We note that a venireman’s personal acquaintance with members of and witnesses for the prosecution do not entitle defense counsel to challenge him for cause. (People v. Cole (1973), 54 Ill. 2d 401, 298 N.E.2d 705.) Cole held that jurors need not be free “from suspicions of bias”; in explaining its decision that a jury does not lose its aura of impartiality even when a juror with suspected biases is a member, the court reached back to an 1837 English decision as the source of the misapprehension that jurors must be free from even supposed rather than actual biases.

As Stoval and its progeny show, an attorney’s duty to his client is not similarly based on a misapprehension. Given the importance of a criminal defendant’s right to representation by counsel whose loyalty is unquestioned, our guessing at the extent of the personal feelings between Diamond and Bivens would be inappropriate. The record here discloses facts of Diamond’s relationship with the victim that, without further explanation, suggest a possible and delicate conflict of interest.

A defendant is presumed not to have waived his right to representation by counsel untainted by any conflict of interest. (Fife; Stoval.) To show that the defendant waived her objection and knowingly accepted representation by Diamond the State refers to the transcript of a hearing held sometime before trial. Given our resolution of this matter we will not discuss the defendant’s objections to the inclusion of this transcript in the *223record on appeal. Diamond testified at the hearing and summarized the details of his friendship with Bivens. Following the testimony of Diamond and another person charged in connection with these crimes, Lewis testified:

“THE COURT: Will you state your name?
A. Bernice Lewis.
THE COURT: You are one of the defendants in this case?
A. Yes, sir, I am.
THE COURT: You have heard the statement made by the Public Defender, Mr. Diamond. You have heard the statement under oath made by [a codefendant], is this not correct?
A. Yes, sir, I heard it.
THE COURT: What is your position with respect to the petition that Mr. Diamond has filed?
A. I would like to have him represent me if he would.
MR. DIAMOND: I will be willing to represent the lady. It has been raised. I want to make sure it is on the record so there is no question about it.”

This was not an effective waiver. The trial court did not explain to the defendant the potential and obvious problems that could arise with a conflict of interest such as this. Stoval, which also found a waiver ineffective, said:

“The difficulty in appropriately advising an accused of this right almost directs that counsel, especially one appointed, be free from any such conflict.” (40 Ill. 2d 109, 114, 239 N.E.2d 441, 444.)

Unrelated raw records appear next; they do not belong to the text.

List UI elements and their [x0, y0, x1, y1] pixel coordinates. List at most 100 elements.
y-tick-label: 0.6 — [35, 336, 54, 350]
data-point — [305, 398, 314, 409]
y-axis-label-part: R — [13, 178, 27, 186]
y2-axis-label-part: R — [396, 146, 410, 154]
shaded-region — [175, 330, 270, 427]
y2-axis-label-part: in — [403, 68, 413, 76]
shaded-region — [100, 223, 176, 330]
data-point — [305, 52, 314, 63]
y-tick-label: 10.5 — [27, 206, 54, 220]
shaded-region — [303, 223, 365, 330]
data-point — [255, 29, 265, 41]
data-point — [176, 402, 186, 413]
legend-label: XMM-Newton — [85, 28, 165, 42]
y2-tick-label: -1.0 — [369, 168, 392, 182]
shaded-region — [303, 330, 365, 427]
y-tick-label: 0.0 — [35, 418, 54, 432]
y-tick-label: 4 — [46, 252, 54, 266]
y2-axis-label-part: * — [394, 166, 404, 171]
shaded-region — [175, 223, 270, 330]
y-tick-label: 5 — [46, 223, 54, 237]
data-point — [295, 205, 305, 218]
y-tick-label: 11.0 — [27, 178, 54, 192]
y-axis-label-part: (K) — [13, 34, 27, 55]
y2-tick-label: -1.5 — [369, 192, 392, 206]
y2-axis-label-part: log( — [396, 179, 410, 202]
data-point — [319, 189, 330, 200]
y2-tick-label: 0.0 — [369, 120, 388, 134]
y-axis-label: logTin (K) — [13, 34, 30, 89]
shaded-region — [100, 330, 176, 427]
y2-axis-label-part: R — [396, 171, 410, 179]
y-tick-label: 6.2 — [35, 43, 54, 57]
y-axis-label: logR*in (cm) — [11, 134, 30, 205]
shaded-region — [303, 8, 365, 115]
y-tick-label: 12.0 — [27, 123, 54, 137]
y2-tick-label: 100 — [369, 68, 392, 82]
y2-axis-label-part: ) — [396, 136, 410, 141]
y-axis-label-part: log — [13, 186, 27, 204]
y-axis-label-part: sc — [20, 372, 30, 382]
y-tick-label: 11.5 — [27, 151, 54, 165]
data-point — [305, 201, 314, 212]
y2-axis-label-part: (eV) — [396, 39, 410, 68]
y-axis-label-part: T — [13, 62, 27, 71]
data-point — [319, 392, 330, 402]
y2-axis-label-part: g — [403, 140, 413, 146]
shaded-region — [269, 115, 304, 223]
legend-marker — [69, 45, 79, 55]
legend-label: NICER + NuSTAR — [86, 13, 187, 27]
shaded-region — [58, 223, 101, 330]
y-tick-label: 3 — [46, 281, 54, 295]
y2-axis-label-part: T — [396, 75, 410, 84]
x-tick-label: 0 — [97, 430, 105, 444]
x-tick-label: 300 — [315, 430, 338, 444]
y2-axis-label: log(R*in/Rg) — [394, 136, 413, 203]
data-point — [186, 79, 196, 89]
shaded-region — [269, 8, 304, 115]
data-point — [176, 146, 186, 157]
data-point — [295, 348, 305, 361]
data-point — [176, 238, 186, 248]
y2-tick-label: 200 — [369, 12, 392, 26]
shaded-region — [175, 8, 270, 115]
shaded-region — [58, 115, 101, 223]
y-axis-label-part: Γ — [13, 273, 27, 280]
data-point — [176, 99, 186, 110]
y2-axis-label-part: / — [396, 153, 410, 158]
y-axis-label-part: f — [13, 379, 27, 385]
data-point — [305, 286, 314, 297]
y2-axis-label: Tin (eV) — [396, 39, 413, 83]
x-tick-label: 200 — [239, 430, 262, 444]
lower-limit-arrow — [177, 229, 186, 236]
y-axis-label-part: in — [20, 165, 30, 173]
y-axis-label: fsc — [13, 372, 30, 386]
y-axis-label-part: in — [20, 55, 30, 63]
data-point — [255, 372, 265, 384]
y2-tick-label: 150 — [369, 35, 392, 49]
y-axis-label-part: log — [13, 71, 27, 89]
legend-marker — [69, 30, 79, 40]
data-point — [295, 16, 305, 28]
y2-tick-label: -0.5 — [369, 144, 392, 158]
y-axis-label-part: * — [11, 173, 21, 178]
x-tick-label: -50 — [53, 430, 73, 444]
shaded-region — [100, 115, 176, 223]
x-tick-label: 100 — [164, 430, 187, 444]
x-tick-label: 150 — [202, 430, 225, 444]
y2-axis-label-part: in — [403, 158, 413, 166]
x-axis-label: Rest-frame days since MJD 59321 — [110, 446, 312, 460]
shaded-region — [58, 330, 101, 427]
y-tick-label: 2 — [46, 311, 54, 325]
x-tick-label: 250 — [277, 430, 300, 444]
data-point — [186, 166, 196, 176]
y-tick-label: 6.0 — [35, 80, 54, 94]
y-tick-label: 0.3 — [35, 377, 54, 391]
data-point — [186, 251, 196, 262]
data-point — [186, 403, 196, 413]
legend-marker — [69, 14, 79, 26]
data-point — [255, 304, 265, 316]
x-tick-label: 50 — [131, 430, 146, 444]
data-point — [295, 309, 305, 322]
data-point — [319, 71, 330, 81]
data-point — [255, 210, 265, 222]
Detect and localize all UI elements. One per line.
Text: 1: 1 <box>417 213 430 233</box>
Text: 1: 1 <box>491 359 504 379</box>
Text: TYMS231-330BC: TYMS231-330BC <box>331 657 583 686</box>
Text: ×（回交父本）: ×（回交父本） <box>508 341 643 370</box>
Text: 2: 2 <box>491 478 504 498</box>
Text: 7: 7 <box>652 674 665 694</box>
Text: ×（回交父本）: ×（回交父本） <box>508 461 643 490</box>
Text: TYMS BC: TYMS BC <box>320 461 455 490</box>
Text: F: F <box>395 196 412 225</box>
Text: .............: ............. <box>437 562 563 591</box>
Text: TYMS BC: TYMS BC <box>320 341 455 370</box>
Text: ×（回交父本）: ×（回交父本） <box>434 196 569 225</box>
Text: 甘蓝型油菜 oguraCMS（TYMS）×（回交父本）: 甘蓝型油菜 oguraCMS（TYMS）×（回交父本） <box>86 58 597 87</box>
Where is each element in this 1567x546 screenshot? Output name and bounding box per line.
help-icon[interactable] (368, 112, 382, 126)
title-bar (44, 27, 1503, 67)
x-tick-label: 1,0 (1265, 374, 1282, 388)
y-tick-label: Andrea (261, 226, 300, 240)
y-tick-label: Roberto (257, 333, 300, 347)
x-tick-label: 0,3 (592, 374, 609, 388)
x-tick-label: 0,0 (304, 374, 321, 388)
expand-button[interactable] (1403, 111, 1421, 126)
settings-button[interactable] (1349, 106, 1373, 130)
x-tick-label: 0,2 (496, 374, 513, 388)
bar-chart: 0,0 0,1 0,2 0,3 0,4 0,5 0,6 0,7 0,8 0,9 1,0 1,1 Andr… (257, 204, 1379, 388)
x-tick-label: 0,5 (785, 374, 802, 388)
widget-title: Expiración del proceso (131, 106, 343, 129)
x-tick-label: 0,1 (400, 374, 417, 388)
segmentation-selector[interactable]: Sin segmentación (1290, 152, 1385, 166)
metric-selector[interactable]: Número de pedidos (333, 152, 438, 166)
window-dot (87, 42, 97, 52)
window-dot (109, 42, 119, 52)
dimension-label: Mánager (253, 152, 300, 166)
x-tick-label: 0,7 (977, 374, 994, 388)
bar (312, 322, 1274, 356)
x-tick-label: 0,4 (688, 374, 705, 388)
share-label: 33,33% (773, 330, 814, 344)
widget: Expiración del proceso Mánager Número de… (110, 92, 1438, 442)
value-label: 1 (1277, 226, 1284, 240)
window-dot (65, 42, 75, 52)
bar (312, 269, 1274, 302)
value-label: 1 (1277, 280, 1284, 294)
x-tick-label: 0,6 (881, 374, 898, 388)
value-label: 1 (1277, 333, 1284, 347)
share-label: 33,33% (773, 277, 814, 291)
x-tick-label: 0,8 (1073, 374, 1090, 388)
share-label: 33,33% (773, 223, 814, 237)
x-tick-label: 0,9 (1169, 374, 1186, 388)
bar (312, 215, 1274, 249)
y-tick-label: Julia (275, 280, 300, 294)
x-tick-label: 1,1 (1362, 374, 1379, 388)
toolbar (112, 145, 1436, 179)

This statement nearly requires automatic disqualification whenever a conflict of interest exists.

Without detailing the lengthy testimony taken at trial, we find that the evidence was sufficient to establish guilt of these offenses beyond a reasonable doubt. An accomplice, Maurice Farris, supplied the major portion of the evidence against the defendant. Farris had been granted immunity from prosecution in exchange for his testimony. He described in detail the planning and preparation that preceded the offenses. Farris was also present during the kidnaping but not during the robbery and murder, although he waited for the defendant and her codefendant to complete the robbery and then drove them to a safe house. The codefendant told Farris that the guard at the bank had been shot. Other witnesses added evidence describing the defendant’s stay in Decatur and flight from that city, the disposal of items taken in the robbery, the discovery of a billfold containing the defendant’s alias in the car used until the time the kidnap victim’s car was taken, and the defendant’s fingerprint on a piece of currency stolen in the robbery.

On this basis, then, the evidence was sufficient to support the jury’s *224conclusion that the defendant was directly involved in the robbery and accountable for the kidnaping and murder.

We therefore reverse the judgment of the trial court and remand for a new trial.

Reversed and remanded.

MILLS, P. J., and TRAPP, J., concur.